Çift Vitesli Demokrasi
Bir Genel Kurulun Anatomisi
Raşit Gökçeli
Nisan 2008
Zengin adayını sandıktan aşırır
Fakir düz ovada listesini şaşırır
Atasözünden mülhem
Giriş niyetine : solun ebedi sorunu parçalanma
Mimarlar Odası Genel Kurulu tamamlandı. Demokrasi için Mimarlar Platformu 2004 ve 2006 seçimlerinde olduğu gibi yönetime üye göndermekle birlikte çoğunluk erkini elde edemedi. DİMP, 2004 seçimlerinde iki, 2006 seçimlerinde bir, son genel kurulda ise iki üye ile yönetime girdi.
Kazanan yönetim listesi “Geleceğin Mimarlar Odası; Gelecek için Mimarlık” şiarı (?) altında liste sundu. Aynı yönetim 2006 yılında “Örgütsel Dayanışma İçin” şiarını kullanmıştı.
Seçimin kaderini tayin edecek olan marjinal oy potansiyelinin bir bölümünü oluşturan İstanbul Büyükkent Şubesi ise bölgesinde seçimlere “Çağdaş Demokrat Toplumcu” etiketi altında girmekte idi.
Sonuçta sol anlayışın iki değişik varyantını oluşturan iki grubun birlikte davranamaması sonucunda Mimarlar Odası iki yıl daha hem İstanbul Şube yönetimi hem de DİMP platformundan daha muhafazakar bir anlayışın eline geçmiş oldu.
Dahası listelerinin “delineceğini” kavrayan muhafazakar çoğunluk kendi listelerindeki “sol” unsurları ayak oyunları ile “keserek” Ali Rüzgar’ın liste dışı kalmasını, Kubilay Önay’ın ise nerede ise liste dışı kalmasının sağladılar.

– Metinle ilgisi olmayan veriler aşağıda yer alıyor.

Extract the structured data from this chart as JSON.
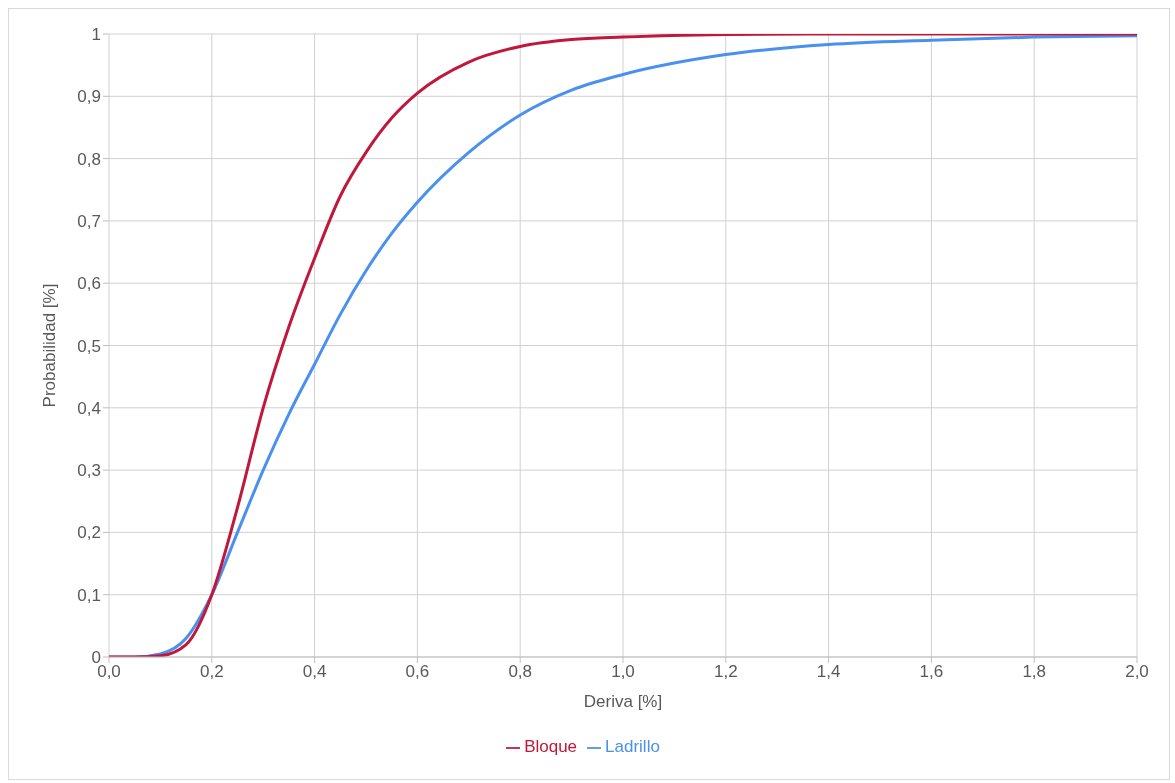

2008 genel kurullar sürecinin ayırt edici özelliği
2008 genel kurullar sürecini 2006, 2004 ve benzerlerinden ayıran en önemli özellik İstanbul Büyükkent Şubesi seçimlerinde kullanılan oyların deyim yerinde ise bir “patlama” gerçekleştirmiş olmasıdır.
Gerçekten de İstanbul Şube genel Kurulu’nda kullanılan oy sayısı 2008 yılında 2006 yılına oranla yaklaşık olarak iki misli artarak üçe katlanmıştır! “Çağdaş Demokrat Toplumcu” liste oylarını sekiz yüzlerden bin yedi yüzlere, “Mimarlık için Mimarlar” grubu ise iki yüzlerden sekiz yüzlere taşımıştır.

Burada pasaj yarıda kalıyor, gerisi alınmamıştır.